1. Toscano M, Grandi RD, Pastorelli L, Vecchi M, Drago L. A consumer’s guide for probiotics: 10 golden rules for a correct use. Dig Liver Dis. 1 november 2017;49(11):1177–84.

2. Kurtmann L, Carlsen CU, Risbo J, Skibsted LH. Storage stability of freeze–dried Lactobacillus acidophilus (La-5) in relation to water activity and presence of oxygen and ascorbate. Cryobiology. 1 april 2009;58(2):175–80.

3. Kang M-S, Kim Y-S, Lee H-C, Lim H-S, Oh J-S. Comparison of Temperature and Additives Affecting the Stability of the Probiotic Weissella cibaria.

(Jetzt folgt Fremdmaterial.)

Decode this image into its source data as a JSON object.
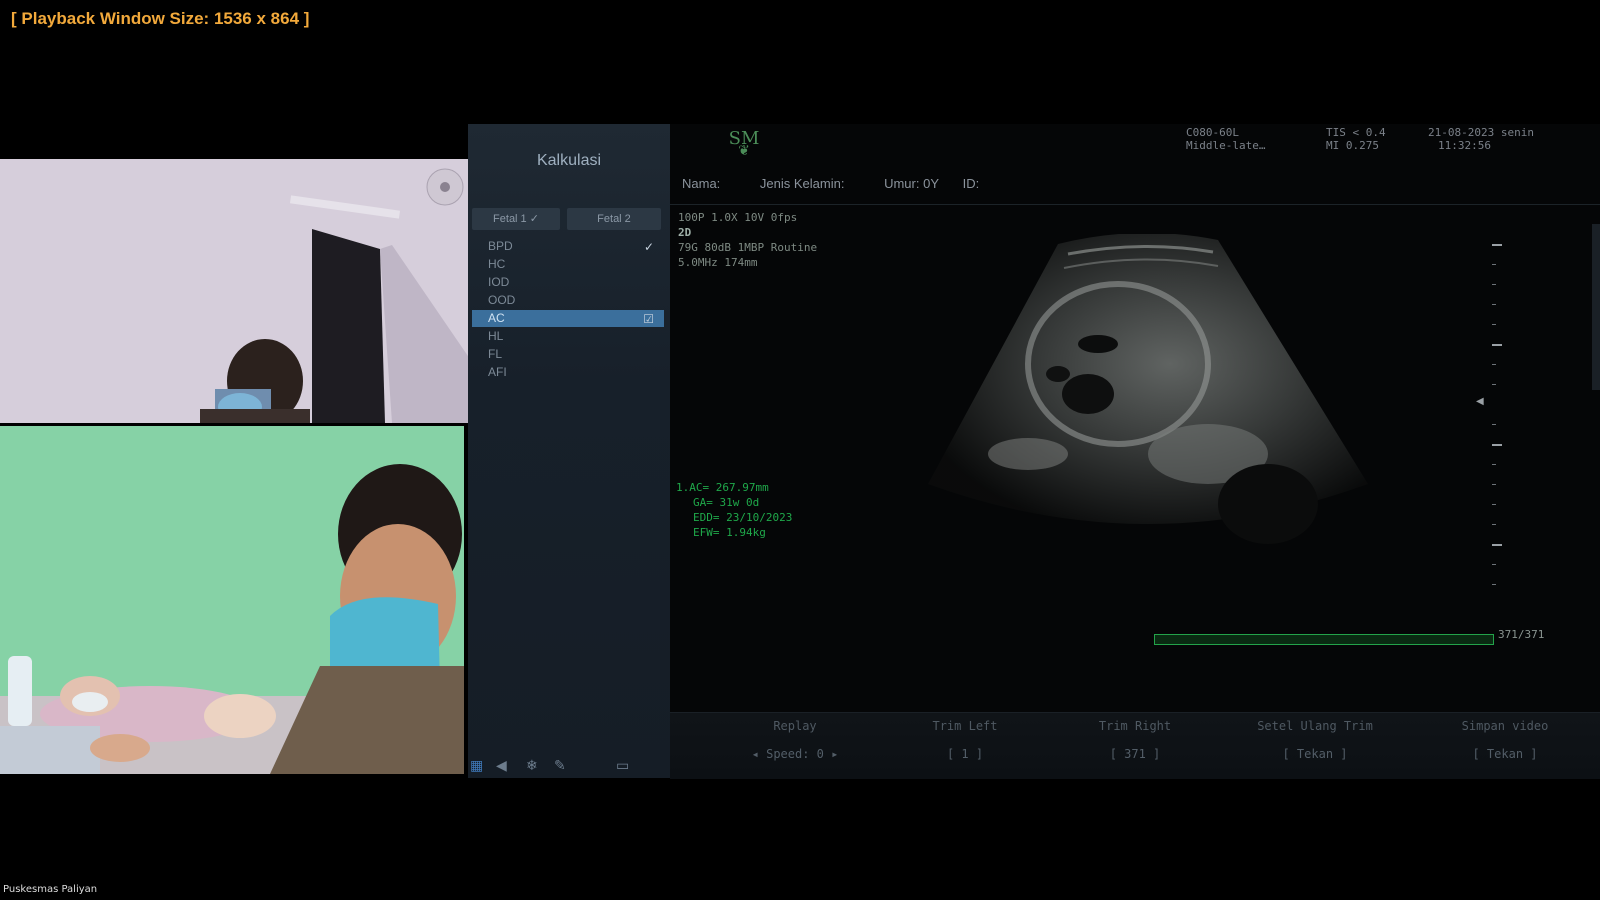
{
  "window": {
    "playback_label": "[ Playback Window Size: 1536 x 864 ]"
  },
  "ultrasound": {
    "logo": {
      "text": "SM"
    },
    "calc_panel": {
      "title": "Kalkulasi",
      "tabs": [
        {
          "label": "Fetal 1 ✓"
        },
        {
          "label": "Fetal 2"
        }
      ],
      "items": [
        {
          "label": "BPD",
          "checked": true
        },
        {
          "label": "HC",
          "checked": false
        },
        {
          "label": "IOD",
          "checked": false
        },
        {
          "label": "OOD",
          "checked": false
        },
        {
          "label": "AC",
          "checked": true,
          "selected": true
        },
        {
          "label": "HL",
          "checked": false
        },
        {
          "label": "FL",
          "checked": false
        },
        {
          "label": "AFI",
          "checked": false
        }
      ]
    },
    "header": {
      "probe": "C080-60L",
      "preset": "Middle-late…",
      "tis": "TIS < 0.4",
      "mi": "MI 0.275",
      "date": "21-08-2023 senin",
      "time": "11:32:56"
    },
    "patient": {
      "name_label": "Nama:",
      "gender_label": "Jenis Kelamin:",
      "age_label": "Umur: 0Y",
      "id_label": "ID:"
    },
    "params": {
      "line1": "100P 1.0X 10V   0fps",
      "mode": "2D",
      "line2": "79G 80dB 1MBP Routine",
      "line3": "5.0MHz 174mm"
    },
    "calc_results": {
      "ac": "1.AC= 267.97mm",
      "ga": "GA= 31w 0d",
      "edd": "EDD= 23/10/2023",
      "efw": "EFW= 1.94kg"
    },
    "cine": {
      "count": "371/371",
      "progress": 1.0
    },
    "toolbar": {
      "replay": {
        "label": "Replay",
        "value": "◂  Speed: 0  ▸"
      },
      "trim_left": {
        "label": "Trim Left",
        "value": "[  1  ]"
      },
      "trim_right": {
        "label": "Trim Right",
        "value": "[  371  ]"
      },
      "reset_trim": {
        "label": "Setel Ulang Trim",
        "value": "[  Tekan  ]"
      },
      "save_video": {
        "label": "Simpan video",
        "value": "[  Tekan  ]"
      }
    }
  },
  "caption": "Puskesmas Paliyan",
  "colors": {
    "playback_label": "#f2a93b",
    "calc_result": "#1fa84a",
    "selected_item": "#3b6f9c"
  }
}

Chonnam Med J. 1 december 2012;48(3):159–63.

4. Ying D, Sanguansri L, Weerakkody R, Singh TK, Leischtfeld SF, Gantenbein-Demarchi C, e.a. Tocopherol and Ascorbate Have Contrasting Effects on the Viability of Microencapsulated Lactobacillus rhamnosus GG. J Agric Food Chem. 12 oktober 2011;59(19):10556–63.

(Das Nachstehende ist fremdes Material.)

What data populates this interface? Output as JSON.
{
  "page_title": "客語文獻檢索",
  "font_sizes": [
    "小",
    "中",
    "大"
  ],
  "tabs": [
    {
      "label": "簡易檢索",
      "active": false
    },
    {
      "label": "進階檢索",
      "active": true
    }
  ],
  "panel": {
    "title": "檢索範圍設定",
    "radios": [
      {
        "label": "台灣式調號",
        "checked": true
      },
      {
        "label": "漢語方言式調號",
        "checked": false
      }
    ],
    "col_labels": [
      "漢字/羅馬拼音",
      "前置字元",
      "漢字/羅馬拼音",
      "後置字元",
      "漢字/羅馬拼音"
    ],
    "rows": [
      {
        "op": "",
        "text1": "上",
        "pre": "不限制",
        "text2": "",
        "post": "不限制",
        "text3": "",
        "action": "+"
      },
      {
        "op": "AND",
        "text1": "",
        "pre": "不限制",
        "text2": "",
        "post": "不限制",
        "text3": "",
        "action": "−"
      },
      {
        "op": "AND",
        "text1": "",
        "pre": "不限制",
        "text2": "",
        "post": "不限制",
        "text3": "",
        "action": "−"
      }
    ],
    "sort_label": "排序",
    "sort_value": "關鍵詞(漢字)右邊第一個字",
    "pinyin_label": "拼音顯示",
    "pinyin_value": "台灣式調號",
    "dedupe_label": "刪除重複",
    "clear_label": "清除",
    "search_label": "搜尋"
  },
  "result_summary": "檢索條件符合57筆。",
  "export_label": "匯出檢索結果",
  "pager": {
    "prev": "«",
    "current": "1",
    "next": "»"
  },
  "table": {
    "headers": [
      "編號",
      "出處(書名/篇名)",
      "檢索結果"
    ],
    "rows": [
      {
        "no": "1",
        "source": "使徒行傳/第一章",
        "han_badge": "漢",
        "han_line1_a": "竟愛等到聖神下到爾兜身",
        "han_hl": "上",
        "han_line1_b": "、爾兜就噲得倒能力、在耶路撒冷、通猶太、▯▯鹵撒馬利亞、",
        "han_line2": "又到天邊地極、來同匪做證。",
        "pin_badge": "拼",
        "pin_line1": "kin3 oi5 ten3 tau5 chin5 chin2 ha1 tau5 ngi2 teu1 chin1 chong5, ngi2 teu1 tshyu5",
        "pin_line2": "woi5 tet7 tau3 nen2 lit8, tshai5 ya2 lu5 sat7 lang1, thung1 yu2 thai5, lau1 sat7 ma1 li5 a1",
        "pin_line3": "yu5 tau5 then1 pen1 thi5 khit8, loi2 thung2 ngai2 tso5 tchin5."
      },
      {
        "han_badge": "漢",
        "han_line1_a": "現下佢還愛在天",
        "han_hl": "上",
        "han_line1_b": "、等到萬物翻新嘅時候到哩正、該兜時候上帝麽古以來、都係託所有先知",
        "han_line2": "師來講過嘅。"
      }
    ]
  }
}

5. Chapman CMC, Gibson GR, Rowland I. Health benefits of probiotics: are mixtures more effective than single strains? Eur J Nutr. 1 februari 2011;50(1):1–17.

6. Timmerman HM, Koning CJM, Mulder L, Rombouts FM, Beynen AC. Monostrain, multistrain and multispecies probiotics—A comparison of functionality and efficacy. Int J Food Microbiol. 15 november 2004;96(3):219–33.

7. Davani-Davari D, Negahdaripour M, Karimzadeh I, Seifan M, Mohkam M, Masoumi SJ, e.a. Prebiotics: Definition, Types, Sources, Mechanisms, and Clinical Applications. Foods. maart 2019;8(3):92.

8. Torres DPM, Gonçalves M do PF, Teixeira JA, Rodrigues LR. Galacto-Oligosaccharides: Production, Properties, Applications, and Significance as Prebiotics. Compr Rev Food Sci Food Saf. 2010;9(5):438–54.